Robust Registration in Integrated Hyperspectral Imaging (Robuuste registratie in geïntegreerde, hyperspectrale beeldopname)
Robust Registration in Integrated Hyperspectral Imaging
Mainali, Pradip; S0209294
Hyperspectral Imaging (HSI) combines spectroscopy with imaging, enabling the identification of the chemical signature of scene materials and objects without physical contact. The potential of HSI is enormous. Although originally applied in the professional market of remote sensing, researchers are striving to develop low-cost, miniaturized and high-speed hyperspectral cameras for low-cost consumer applications such as food inspection, counterfeit detection, etc. in various, portable form factors. Hyperspectral data is collected in a 3D hyperspectral image cube/data structure with two spatial (horizontal) and one spectral (vertical) dimension. The process of stacking spectral images acquired from a 2D hyperspectral camera to form a 3D hyperspectral image cube, generally suffers from misalignment/misregistration, preventing the accurate reading of the scenes chemical-spectral signatures.
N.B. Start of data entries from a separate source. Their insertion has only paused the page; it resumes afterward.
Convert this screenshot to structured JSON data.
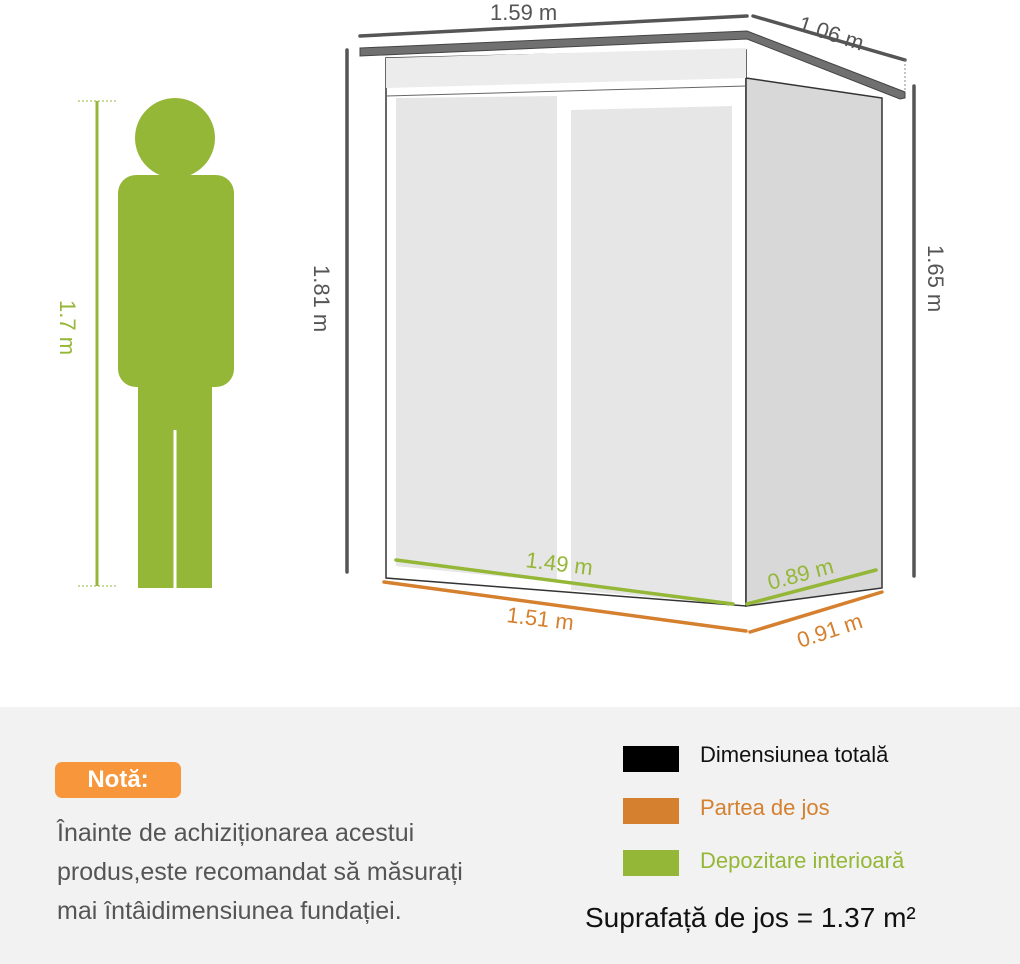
{
  "colors": {
    "person": "#95b737",
    "total": "#000000",
    "bottom": "#d5802f",
    "interior": "#95b737",
    "badge": "#f7963a",
    "dimension_gray": "#555555"
  },
  "person": {
    "height_label": "1.7 m"
  },
  "shed": {
    "width_total": "1.59 m",
    "depth_total": "1.06 m",
    "height_front": "1.81 m",
    "height_back": "1.65 m",
    "interior_width": "1.49 m",
    "interior_depth": "0.89 m",
    "bottom_width": "1.51 m",
    "bottom_depth": "0.91 m"
  },
  "note": {
    "badge": "Notă:",
    "lines": [
      "Înainte de achiziționarea acestui",
      "produs,este recomandat să măsurați",
      "mai întâidimensiunea fundației."
    ]
  },
  "legend": [
    {
      "label": "Dimensiunea totală",
      "color": "#000000"
    },
    {
      "label": "Partea de jos",
      "color": "#d5802f"
    },
    {
      "label": "Depozitare interioară",
      "color": "#95b737"
    }
  ],
  "area": "Suprafață de jos = 1.37 m²"
}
To achieve a perfect hyperspectral cube, images have to be aligned with sub-pixel accuracy. The main objective of the thesis herein is two-fold. First, we develop a robust registration algorithm, immune against the severe hyperspectral image artifacts such as blur, noise and spectral reflectance variations. To meet this research objective, this thesis proposes two novel feature detection algorithms using the cosine modulated Gaussian and the tenth order Gaussian derivative filters. The proposed feature detection algorithms show a two times higher immunity against the image artifacts as compared to state-of-the-art methods. These feature detection algorithms also double the registration accuracy. Second, we also propose a low complexity implementation approach. The thesis proposes a fixed-length approximation filter, providing constant-time, low-cost image filtering implementations. Finally, uniquely combining the proposed advanced feature detection algorithms with RANdom SAmple Consensus's (RANSAC) model parameter estimation, the proposed registration algorithm reduces the registration error from hundreds of pixels in the raw hyperspectral image cube down to half-pixel registration inaccuracy, without the need of costly calibration, deblurring and/or denoising techniques in hardware or software. This eventually paves the way to a low-cost, yet reliable hardware/software co-designed hyperspectral imaging system.